Post-transcriptional regulation, involving processes such as microRNAs (miRNAs), alternative splicing, and m6A RNA methylation, is essential for modulating gene expression after transcription. In the realm of lipid biology, these regulatory mechanisms are gaining more attention due their diverse roles in maintaining lipid metabolism and balance [425,426,427,428]. Notable examples of discoveries linking these mechanisms to lipidomics are regulation of cholesterol homeostasis and lipid-mediated neural dysfunction by alternative splicing [429,430], regulation of lipid-mediated apoptosis and cellular de-differentiation by miRNAs [431,432], and regulation of lipid-dependent insulin sensitivity and liver development by m6A RNA modifications [433,434]. Beyond their established roles in biomedical research, these post-transcriptional mechanisms are gaining prominence in fields like environmental biology, ecology, and evolution [435,436]. These areas present exciting opportunities to uncover novel connections between lipidomics and broader biological processes, paving the way for future interdisciplinary discoveries.

5. Conclusions

Lipidomics has emerged as a powerful discipline for unraveling the complexity of lipid-mediated biological processes, yet its full potential can only be realized through a deeper integration with signaling pathway analysis. This review highlights the diverse and interconnected signaling networks that regulate or are modulated by lipid signals, providing a structured reference for researchers navigating this complex landscape. By systematically compiling well-established and emerging lipid-related pathways, this work not only aids in data interpretation but also reveals critical knowledge gaps where future lipidomics research can expand. A key takeaway from this review is the broad influence of lipid signaling across various biological systems, extending beyond traditional metabolic and disease contexts into areas such as developmental biology, environmental adaptation, and evolutionary dynamics.
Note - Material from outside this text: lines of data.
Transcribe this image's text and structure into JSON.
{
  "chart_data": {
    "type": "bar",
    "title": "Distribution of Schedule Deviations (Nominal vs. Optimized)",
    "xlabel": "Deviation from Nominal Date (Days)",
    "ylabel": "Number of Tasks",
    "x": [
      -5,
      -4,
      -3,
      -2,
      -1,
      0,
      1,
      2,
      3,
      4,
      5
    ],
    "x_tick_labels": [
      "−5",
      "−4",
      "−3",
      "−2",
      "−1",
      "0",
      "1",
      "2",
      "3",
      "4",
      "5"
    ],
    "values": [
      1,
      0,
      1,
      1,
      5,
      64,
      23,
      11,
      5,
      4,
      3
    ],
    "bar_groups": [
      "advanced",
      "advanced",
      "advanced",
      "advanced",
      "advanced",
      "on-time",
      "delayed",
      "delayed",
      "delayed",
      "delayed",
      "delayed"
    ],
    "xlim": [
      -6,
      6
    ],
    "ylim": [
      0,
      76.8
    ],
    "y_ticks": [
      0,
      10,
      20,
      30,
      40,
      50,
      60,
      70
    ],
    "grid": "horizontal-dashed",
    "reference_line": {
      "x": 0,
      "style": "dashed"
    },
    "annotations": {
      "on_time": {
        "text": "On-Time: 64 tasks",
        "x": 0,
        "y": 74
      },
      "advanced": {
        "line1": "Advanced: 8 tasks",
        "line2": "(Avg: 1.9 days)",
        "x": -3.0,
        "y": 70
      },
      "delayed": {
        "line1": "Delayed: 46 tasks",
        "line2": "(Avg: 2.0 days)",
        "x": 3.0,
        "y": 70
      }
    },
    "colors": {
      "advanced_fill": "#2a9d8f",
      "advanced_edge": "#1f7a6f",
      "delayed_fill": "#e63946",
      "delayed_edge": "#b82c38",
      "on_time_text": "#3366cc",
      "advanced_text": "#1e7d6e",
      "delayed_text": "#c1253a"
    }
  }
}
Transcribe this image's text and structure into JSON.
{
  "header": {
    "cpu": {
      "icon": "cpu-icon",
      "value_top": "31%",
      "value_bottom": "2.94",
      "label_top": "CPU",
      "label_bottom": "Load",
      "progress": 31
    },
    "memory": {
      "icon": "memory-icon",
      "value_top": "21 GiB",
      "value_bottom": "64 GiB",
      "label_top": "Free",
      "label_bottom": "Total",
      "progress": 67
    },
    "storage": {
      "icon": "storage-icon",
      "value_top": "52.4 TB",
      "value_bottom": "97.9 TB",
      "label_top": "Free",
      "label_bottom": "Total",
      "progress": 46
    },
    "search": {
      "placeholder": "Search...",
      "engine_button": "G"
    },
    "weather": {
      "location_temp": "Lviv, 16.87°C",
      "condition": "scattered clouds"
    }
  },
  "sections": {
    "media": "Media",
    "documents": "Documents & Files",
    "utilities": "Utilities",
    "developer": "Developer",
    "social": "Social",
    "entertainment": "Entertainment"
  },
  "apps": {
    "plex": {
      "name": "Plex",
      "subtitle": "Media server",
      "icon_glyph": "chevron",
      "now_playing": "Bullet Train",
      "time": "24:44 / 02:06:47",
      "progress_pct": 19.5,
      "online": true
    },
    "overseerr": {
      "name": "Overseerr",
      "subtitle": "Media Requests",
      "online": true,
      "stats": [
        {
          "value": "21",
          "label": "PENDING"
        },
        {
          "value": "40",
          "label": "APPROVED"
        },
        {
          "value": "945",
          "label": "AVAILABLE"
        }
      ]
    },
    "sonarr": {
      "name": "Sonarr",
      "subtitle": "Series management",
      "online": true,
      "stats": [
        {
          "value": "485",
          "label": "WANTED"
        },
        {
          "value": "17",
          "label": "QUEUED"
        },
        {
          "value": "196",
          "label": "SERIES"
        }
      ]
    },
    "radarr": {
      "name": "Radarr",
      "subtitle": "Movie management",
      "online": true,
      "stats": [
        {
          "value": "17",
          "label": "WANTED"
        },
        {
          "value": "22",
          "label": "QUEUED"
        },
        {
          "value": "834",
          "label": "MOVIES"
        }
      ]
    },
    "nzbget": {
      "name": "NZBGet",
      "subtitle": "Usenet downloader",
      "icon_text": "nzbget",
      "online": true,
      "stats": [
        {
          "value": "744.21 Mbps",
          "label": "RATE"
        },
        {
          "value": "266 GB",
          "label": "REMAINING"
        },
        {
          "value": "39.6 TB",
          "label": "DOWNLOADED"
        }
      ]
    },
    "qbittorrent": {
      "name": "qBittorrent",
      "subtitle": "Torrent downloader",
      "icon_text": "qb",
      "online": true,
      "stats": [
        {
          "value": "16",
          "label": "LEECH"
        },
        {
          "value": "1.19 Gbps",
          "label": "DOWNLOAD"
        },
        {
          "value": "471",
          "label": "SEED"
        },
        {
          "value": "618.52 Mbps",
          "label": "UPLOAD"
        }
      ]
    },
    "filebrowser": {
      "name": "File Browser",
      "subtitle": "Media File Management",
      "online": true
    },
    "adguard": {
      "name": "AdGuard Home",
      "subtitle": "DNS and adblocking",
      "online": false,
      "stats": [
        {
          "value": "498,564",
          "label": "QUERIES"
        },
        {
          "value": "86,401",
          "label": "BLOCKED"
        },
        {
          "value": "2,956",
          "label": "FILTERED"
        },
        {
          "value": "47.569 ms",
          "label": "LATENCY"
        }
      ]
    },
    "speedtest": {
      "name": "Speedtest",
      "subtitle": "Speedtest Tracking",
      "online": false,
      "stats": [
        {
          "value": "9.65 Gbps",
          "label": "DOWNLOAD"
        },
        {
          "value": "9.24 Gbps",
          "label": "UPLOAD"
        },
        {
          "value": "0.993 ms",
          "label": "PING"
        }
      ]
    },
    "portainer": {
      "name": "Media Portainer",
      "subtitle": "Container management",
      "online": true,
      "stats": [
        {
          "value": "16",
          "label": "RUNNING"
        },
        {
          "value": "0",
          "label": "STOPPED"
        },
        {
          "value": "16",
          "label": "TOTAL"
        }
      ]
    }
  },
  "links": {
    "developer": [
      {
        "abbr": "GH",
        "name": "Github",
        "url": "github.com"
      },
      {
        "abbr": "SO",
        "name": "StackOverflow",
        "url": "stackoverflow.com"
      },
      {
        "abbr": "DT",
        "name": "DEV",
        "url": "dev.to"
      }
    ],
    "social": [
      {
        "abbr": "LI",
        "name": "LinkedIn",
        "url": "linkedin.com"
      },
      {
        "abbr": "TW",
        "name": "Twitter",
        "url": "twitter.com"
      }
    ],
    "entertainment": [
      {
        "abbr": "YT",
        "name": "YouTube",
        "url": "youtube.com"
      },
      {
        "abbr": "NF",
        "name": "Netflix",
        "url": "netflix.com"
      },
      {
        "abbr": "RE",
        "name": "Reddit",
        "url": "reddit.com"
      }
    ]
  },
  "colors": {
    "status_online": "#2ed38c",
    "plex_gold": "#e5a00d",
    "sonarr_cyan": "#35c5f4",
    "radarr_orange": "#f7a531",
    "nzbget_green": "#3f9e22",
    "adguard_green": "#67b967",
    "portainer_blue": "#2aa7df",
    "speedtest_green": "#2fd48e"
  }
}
Many of the pathways discussed here are deeply interconnected with cellular energy balance, immune regulation, and stress responses, emphasizing on the need for a more integrated, systems-level approach in lipidomics studies. Furthermore, the rapid advancements in high-resolution mass spectrometry and multi-omics approaches offer unprecedented opportunities to dissect lipid-mediated signaling with greater specificity and depth. Moving forward, a major challenge remains in translating lipidomic discoveries into actionable insights, particularly in precision medicine, biomarker discovery, and therapeutic interventions. Understanding how lipid-driven signaling is altered across different physiological and pathological states will be crucial for bridging fundamental lipid biology with clinical and translational research. By encouraging interdisciplinary collaborations and utilizing cutting-edge analytical technologies, the field of lipidomics can continue to evolve, providing novel perspectives on cellular communication, metabolic regulation, and organismal adaptation in both health and disease.